Gene expression profiling of primary male breast cancers reveals two unique subgroups and identifies N-acetyltransferase-1 (NAT1) as a novel prognostic biomarker

Abstract

Introduction: Male breast cancer (MBC) is a rare and inadequately characterized disease. The aim of the present study was to characterize MBC tumors transcriptionally, to classify them into comprehensive subgroups, and to compare them with female breast cancer (FBC).

Methods: A total of 66 clinicopathologically well-annotated fresh frozen MBC tumors were analyzed using Illumina Human HT-12 bead arrays, and a tissue microarray with 220 MBC tumors was constructed for validation using immunohistochemistry. Two external gene expression datasets were used for comparison purposes: 37 MBCs and 359 FBCs.

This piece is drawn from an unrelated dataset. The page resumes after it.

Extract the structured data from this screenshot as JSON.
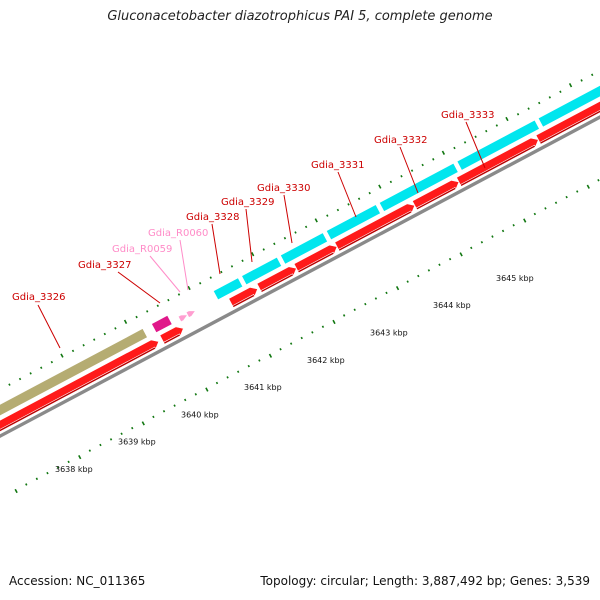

Results: Using an unsupervised approach, we classified the MBC tumors into two subgroups, luminal M1 and luminal M2, respectively, with differences in tumor biological features and outcome, and which differed from the intrinsic subgroups described in FBC. The two subgroups were recapitulated in the external MBC dataset. Luminal M2 tumors were characterized by high expression of immune response genes and genes associated with estrogen receptor (ER) signaling. Luminal M1 tumors, on the other hand, despite being ER positive by immunohistochemistry showed a lower correlation to genes associated with ER signaling and displayed a more aggressive phenotype and worse prognosis. Validation of two of the most differentially expressed genes, class 1 human leukocyte antigen (HLA) and the metabolizing gene N-acetyltransferase-1 (NAT1), respectively, revealed significantly better survival associated with high expression of both markers (HLA, hazard ratio (HR) 3.6, P = 0.002; NAT1, HR 2.5, P = 0.033). Importantly, NAT1 remained significant in a multivariate analysis (HR 2.8, P = 0.040) and may thus be a novel prognostic marker in MBC.

Conclusions: We have detected two unique and stable subgroups of MBC with differences in tumor biological features and outcome. They differ from the widely acknowledged intrinsic subgroups of FBC. As such, they may constitute two novel subgroups of breast cancer, occurring exclusively in men, and which may consequently require novel treatment approaches. Finally, we identified NAT1 as a possible prognostic biomarker for MBC, as suggested by NAT1 positivity corresponding to better outcome.

Figure 1

Unsupervised hierarchical clustering (HCL) of male breast cancers based on 1,652 differential expressed genes. (A) HCL revealed two stable subgroups, luminal M1 (right) and luminal M2 (left). Annotations with the prefix Hu indicate the result of the centroid classification based on the Hu genes [21]. Annotations with the prefix cent were derived from the centroid classification with the genes for ER+ luminal female breast cancer (FBC). NHG, Nottingham histological grade. (B) Unsupervised HCL based on co-clustering frequencies revealed two stable subgroups. Co-clustering frequencies close to 1 are red, close to 0 are green and equal to 0.5 are black. (C) Difference in age at diagnosis between the subgroups. (D) Kaplan-Meier survival analysis suggesting better distant metastasis free survival (DMFS) in the luminal M2 subgroup. The numbers below the plot indicate the number of patients at risk in each group at the given time points.

Figure 2

Gene expression (GEX) modules associated with key biological processes. The module scores of GEX modules representing key biological processes involved in FBC tumorigenesis [32] in the two subgroups of MBC (A), in the intrinsic subgroups of FBC (B), and in the MBC validation dataset (C), respectively. Proliferation (Wilcoxon test, P = 0.064), HER2 (Wilcoxon test, P = 0.0057), tumor invasion and metastasis (Wilcoxon test, P = 1.0 × 10^-5), ER (Wilcoxon test, P = 1.3 × 10^-8) and immune response (Wilcoxon test, P = 0.16) displayed a significant or borderline significant difference between the two subgroups of MBC (A). The ANOVA test was used to calculate P-values (B).

Figure 3

Male breast cancer (MBC) subgroup specific genes. Validation of two stable MBC subgroups in an external dataset. The heatmaps of the MBC subgroup-derived centroid genes revealed identical distribution frequencies and similar transcriptional profiles in our dataset (A) and the external validation dataset (B). Red corresponds to up-regulation and green to down-regulation. The MBC sample order was derived from the unsupervised hierarchical clustering and the annotations are from the centroid classification with the MBC subgroup-derived centroid genes.

Figure 4

Kaplan-Meier survival analyses. Distant metastasis free survival of the 220 male breast cancer patients included in the TMA stratified by HLA expression (A) and NAT1 expression (B), respectively. The numbers below the plots indicate the number of patients at risk in each group at the given time points.